ABSTRACT

In considering the armed conflict in southeast Turkey between Kurdish armed groups and Turkish armed and security forces one cannot ignore issues surrounding the legality of the conflict itself, which in international law is known as the jus ad bellum. Two major armed conflict issues are canvassed in this chapter: the first is whether international law prohibits wars of secession – are non-state actors prohibited in international law from resorting to force to compel rights of self-determination or to defend themselves against major abuses of human rights? Furthermore, there is the related question of whether other states can assist these non-state actors in their efforts to secure a new political arrangement.

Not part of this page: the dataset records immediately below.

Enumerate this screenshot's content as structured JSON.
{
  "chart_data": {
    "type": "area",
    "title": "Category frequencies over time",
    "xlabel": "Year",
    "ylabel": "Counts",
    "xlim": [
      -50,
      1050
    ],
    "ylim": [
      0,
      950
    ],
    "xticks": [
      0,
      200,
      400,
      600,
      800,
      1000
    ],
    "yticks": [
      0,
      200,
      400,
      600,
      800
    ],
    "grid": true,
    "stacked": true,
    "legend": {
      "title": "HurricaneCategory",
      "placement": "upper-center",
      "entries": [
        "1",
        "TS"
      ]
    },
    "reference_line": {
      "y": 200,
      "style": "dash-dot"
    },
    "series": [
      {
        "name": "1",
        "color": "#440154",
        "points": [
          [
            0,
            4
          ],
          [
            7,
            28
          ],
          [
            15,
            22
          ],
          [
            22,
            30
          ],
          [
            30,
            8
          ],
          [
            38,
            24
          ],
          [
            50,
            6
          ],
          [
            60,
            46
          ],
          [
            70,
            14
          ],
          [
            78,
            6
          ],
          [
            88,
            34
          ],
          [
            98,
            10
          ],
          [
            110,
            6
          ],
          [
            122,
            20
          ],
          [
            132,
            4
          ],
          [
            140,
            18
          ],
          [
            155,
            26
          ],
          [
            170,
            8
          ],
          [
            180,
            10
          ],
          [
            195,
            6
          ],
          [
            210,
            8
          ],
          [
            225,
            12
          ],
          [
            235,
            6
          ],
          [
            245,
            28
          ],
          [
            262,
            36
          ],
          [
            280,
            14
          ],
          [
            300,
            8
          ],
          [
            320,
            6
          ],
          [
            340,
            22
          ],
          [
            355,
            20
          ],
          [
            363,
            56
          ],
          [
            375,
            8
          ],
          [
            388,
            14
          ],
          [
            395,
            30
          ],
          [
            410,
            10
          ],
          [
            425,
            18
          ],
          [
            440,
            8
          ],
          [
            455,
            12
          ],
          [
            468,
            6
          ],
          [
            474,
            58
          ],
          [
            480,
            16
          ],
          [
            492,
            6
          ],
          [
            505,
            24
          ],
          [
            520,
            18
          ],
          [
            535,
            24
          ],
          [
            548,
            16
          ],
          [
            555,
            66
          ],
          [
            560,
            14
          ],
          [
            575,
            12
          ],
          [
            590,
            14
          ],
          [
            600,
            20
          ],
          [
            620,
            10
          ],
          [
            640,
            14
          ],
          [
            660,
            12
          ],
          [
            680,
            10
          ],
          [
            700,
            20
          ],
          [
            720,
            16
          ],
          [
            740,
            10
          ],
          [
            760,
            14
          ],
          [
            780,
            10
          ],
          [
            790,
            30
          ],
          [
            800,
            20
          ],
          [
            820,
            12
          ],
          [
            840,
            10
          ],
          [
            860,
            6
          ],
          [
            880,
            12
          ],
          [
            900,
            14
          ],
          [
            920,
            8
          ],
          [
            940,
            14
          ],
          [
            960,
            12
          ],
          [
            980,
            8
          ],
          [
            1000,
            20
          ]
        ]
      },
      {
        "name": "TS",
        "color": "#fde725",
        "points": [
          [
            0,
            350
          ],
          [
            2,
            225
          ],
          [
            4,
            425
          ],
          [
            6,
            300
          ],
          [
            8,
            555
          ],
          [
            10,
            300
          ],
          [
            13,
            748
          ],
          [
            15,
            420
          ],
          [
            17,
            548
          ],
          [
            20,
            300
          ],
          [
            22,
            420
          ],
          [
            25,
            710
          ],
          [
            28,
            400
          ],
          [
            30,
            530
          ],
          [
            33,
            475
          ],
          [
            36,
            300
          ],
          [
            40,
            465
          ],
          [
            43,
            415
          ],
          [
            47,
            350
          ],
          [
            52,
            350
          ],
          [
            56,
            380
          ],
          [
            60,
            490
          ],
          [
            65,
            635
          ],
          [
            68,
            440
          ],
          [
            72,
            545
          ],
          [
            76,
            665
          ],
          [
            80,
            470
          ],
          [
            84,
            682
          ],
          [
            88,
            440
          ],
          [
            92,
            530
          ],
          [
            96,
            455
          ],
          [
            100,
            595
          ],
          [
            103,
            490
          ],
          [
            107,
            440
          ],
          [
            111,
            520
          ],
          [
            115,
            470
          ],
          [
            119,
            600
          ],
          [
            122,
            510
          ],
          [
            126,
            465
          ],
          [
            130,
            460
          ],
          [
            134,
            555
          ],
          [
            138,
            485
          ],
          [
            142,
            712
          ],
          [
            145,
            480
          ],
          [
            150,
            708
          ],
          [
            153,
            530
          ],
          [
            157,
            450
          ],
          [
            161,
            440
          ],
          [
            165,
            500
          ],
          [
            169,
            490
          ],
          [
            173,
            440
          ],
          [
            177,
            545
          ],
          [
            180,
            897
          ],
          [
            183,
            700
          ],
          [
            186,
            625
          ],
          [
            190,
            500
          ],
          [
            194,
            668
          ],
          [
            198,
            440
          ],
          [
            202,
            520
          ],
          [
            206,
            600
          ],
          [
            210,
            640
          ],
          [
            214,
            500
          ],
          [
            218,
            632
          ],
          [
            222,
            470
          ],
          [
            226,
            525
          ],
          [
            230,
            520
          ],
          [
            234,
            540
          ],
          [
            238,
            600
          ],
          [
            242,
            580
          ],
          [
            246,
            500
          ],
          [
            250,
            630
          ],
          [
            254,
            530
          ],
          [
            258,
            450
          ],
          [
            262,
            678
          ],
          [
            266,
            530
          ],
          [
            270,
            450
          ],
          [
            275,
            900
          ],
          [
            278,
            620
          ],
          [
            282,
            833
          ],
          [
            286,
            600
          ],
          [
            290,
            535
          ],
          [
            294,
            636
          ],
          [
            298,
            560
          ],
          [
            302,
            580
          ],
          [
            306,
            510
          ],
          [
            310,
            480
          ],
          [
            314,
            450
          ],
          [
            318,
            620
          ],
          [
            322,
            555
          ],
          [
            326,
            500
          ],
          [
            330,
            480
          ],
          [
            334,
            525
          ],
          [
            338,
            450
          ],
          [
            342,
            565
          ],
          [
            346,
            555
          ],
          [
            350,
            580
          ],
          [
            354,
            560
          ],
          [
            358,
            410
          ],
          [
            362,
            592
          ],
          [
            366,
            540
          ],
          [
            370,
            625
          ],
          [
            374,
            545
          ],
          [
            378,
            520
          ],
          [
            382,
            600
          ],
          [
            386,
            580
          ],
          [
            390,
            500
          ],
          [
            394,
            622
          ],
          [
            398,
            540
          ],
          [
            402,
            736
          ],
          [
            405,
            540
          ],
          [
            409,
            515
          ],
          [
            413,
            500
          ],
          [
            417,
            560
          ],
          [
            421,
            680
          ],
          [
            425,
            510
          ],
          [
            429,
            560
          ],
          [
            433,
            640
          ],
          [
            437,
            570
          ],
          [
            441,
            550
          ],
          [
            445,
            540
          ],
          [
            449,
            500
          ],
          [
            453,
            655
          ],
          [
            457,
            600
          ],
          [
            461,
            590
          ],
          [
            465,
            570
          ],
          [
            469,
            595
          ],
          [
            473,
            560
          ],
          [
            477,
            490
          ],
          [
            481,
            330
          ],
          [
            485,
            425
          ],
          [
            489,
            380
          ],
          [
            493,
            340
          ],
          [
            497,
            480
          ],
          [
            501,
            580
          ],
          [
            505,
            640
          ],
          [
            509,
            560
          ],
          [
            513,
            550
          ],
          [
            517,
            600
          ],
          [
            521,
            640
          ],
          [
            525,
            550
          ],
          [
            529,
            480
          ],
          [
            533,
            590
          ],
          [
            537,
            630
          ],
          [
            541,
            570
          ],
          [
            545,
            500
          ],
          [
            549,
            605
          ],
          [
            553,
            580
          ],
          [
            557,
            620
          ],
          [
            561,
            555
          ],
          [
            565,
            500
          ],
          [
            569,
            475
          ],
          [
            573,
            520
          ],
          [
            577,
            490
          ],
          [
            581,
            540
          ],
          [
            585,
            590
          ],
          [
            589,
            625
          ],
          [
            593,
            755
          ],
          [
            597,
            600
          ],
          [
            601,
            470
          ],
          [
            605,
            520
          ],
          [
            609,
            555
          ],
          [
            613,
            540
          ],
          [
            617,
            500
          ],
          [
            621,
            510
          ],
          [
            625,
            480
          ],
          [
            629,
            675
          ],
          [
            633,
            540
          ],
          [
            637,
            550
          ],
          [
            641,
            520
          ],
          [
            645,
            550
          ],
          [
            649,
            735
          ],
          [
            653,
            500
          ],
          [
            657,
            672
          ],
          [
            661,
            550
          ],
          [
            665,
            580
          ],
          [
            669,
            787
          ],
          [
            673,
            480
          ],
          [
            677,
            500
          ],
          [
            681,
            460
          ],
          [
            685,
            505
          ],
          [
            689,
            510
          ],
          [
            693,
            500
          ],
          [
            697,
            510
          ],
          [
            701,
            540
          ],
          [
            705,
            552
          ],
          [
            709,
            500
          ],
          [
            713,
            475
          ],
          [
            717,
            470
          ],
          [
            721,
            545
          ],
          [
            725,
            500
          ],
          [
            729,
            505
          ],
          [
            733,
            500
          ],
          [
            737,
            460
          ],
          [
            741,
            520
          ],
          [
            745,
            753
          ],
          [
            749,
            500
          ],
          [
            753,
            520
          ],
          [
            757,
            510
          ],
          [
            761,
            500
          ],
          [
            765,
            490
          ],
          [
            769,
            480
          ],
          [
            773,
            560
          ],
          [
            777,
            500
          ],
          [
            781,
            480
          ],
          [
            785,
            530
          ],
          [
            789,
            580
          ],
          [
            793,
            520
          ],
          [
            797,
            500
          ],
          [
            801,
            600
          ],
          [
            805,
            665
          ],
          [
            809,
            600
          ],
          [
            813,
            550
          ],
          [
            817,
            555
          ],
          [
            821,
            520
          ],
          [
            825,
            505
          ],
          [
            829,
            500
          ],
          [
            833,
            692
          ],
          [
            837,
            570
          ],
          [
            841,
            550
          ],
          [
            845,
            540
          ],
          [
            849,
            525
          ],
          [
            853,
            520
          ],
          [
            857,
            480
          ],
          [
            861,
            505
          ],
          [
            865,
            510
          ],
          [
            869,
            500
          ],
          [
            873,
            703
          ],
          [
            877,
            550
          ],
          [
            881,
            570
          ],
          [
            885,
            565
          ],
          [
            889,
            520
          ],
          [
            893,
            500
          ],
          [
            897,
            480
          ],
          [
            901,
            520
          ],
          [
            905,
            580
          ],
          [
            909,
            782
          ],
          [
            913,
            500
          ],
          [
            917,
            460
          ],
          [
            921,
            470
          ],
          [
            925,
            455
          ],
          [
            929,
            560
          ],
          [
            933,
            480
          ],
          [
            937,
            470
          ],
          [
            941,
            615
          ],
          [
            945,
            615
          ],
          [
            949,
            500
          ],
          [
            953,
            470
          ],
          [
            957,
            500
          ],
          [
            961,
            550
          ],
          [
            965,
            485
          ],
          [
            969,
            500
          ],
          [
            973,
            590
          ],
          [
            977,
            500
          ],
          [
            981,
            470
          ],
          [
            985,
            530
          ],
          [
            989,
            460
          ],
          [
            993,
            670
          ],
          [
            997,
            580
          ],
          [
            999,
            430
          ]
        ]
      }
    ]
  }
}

The second issue is to assess the legality of the several Turkish incursions into northern Iraq, the most recent one in February 2008, to pursue those same fighters. This involves considering whether other states in this case Iraq and the United States can assist a sovereign state in its struggle against an insurgency. Both of these important questions involve the same basic difficulty, the lack

of development of jus ad bellum within internal armed conflict. The collective security system in the United Nations Charter was developed in order to prevent those international armed conflicts that had threatened peace and security in the 20th century. However, the reality is that in the decades since the end of the Second World War, by far the greater number of conflicts (often called insurgencies) have been those waged within a state, between the governmental authorities and a group that seeks to secure its own political arrangement. There are many examples including Ethiopia/Eritrea, Pakistan/Bangladesh, Yugoslavia/ Kosovo, United Kingdom/Irish independence movement represented by the IRA, Nigeria/Biafra, Spain/Basque independence movement represented by ETA and Canada/Quebec independence movement represented by the FLQ. In later chapters we discuss issues of self-determination and terrorism in reference to internal secessionist movements but in this chapter we examine the narrower issues of lawfulness of resort to armed force by the independence movement and the use of force to be used against the independence movement. Finally, we introduce ideas of aggravated state responsibility to argue that regardless of the lawfulness of the use of force, such sustained and severe violence triggers the

international responsibility of all states within the international community to respond to situations of non-international armed conflict, which involve violations of peremptory norms of public international law known as norms of jus cogens.